The rationale behind this is that endocrine therapy slows down the cell cycle, but that the cycle can continue if these cancer cells can still cycle in the presence of low estrogen levels. So, CDK inhibitors put another break on the cell cycle by inhibiting the retinoblastoma protein and its interaction with a transcription factor known as E2F.
E2F is probably not a targetable protein, meaning it’s so important to normal cell function that we probably won’t ever see a drug that directly targets E2F. But the CDK inhibitors, by inhibiting what’s called the phosphorylation of RB, when RB’s not phosphorylated, it’s tightly stuck to E2F and E2F can’t do what it needs to do. So, when E2F is shut down, the proteins that are necessary for cancer division can’t be made and the cell doesn’t cycle. It’s stuck in what’s known as G1 arrest.

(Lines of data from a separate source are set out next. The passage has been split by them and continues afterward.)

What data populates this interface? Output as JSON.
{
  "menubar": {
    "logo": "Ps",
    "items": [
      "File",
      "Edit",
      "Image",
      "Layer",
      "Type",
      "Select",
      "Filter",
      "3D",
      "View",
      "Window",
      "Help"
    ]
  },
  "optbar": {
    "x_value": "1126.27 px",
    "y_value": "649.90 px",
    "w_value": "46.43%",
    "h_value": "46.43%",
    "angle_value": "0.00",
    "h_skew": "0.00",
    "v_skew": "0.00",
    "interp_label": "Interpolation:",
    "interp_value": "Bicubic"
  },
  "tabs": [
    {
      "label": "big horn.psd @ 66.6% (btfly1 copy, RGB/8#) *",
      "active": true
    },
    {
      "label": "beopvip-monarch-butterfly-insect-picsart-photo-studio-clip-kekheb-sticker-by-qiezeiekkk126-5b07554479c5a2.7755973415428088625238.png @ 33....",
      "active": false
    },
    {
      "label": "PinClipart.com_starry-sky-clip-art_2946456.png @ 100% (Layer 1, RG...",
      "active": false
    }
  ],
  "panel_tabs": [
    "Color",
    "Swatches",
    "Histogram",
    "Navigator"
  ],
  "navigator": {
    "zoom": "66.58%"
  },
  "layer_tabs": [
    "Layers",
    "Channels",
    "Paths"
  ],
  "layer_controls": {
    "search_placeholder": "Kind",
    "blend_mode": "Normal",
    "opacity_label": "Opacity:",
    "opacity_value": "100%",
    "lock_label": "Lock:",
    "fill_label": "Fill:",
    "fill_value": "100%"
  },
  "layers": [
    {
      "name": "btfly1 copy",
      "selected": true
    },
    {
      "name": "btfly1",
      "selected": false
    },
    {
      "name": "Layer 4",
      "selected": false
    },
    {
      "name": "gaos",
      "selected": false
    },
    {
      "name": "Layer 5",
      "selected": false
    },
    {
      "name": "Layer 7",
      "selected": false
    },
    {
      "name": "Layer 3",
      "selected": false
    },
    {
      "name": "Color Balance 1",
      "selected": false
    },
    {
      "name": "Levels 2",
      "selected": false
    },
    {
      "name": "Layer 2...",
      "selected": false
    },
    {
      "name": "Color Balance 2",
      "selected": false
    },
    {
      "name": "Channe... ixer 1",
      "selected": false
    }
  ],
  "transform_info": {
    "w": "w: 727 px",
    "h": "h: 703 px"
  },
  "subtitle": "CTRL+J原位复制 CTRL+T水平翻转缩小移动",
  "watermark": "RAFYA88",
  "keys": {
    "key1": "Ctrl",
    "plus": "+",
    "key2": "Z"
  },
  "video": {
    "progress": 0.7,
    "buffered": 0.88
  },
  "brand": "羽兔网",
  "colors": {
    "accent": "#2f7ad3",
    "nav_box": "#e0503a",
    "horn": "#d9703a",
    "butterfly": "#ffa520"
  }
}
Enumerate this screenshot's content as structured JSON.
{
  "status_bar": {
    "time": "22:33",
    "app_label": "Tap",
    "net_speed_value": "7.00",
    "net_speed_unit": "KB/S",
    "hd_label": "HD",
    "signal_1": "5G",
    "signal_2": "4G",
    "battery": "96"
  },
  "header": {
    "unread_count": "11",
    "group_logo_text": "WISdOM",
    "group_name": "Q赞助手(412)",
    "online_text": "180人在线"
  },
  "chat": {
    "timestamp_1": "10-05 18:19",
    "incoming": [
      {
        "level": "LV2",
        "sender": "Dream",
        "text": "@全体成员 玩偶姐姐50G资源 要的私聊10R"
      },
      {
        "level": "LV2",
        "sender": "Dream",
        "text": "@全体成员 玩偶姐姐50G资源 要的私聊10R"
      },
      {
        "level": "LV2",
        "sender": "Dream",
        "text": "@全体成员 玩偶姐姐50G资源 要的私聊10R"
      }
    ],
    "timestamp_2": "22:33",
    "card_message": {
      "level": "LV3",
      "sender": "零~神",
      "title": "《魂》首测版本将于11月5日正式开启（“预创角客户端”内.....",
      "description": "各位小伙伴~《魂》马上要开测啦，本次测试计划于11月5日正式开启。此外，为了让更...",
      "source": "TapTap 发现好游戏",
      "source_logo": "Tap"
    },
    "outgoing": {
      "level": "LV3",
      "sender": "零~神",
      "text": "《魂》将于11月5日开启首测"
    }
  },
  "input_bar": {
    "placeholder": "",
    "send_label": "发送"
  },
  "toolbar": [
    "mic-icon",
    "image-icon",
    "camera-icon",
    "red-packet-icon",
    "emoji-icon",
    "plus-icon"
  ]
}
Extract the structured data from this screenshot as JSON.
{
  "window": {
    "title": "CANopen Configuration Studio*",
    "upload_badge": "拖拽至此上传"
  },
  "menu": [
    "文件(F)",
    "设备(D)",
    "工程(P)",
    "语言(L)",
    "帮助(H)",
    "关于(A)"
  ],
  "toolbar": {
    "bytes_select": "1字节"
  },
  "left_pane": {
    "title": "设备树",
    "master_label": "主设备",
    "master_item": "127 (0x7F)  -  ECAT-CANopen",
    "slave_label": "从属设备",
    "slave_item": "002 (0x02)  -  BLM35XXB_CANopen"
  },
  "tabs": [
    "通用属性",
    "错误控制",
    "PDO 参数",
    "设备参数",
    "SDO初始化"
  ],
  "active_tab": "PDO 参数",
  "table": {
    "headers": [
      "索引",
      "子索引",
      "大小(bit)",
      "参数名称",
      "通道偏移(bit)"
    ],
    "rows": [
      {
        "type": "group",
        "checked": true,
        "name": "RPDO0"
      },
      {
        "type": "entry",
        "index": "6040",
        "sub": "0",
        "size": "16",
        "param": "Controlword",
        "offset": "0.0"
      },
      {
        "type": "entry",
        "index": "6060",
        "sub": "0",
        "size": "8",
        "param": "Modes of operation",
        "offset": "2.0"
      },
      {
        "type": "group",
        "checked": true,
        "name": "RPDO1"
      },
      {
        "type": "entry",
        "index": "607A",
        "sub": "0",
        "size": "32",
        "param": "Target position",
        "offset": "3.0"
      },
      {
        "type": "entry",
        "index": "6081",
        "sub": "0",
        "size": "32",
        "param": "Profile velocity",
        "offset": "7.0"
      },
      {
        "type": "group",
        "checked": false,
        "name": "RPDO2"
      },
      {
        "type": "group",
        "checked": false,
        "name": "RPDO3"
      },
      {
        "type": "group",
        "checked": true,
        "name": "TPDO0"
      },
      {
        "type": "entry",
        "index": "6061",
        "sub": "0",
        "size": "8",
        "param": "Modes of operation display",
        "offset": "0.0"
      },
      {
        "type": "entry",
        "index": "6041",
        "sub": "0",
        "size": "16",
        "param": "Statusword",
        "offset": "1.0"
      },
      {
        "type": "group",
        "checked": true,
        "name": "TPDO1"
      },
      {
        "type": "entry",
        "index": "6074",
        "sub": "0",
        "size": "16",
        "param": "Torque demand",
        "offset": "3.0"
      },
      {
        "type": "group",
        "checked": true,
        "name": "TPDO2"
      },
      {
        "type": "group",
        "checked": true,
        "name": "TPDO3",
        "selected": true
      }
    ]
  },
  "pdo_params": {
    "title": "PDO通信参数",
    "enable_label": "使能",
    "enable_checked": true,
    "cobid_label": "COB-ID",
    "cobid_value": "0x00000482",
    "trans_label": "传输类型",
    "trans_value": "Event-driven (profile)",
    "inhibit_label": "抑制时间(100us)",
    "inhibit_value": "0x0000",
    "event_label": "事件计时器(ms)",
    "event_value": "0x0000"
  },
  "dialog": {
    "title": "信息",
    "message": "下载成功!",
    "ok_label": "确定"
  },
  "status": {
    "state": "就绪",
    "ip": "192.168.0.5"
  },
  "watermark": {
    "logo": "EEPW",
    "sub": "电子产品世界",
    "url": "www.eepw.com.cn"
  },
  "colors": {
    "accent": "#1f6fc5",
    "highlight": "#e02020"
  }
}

It’s a cool concept in that the endocrine therapy slows the growth of the cancer cell down because you’re withdrawing the stimulus—in this case, estrogen. But cancer cells are smart, and they figure out how to continue to grow, maybe on a slower basis, in the absence of estrogen. So this is, in principle, a very synergistic combination, right? You withdraw the estrogen, the cells slow down their cycling, and then you inhibit the proteins that are necessary for cell cycling. It is a 1 to 2 punch in taking care of hormone-sensitive metastatic breast cancer.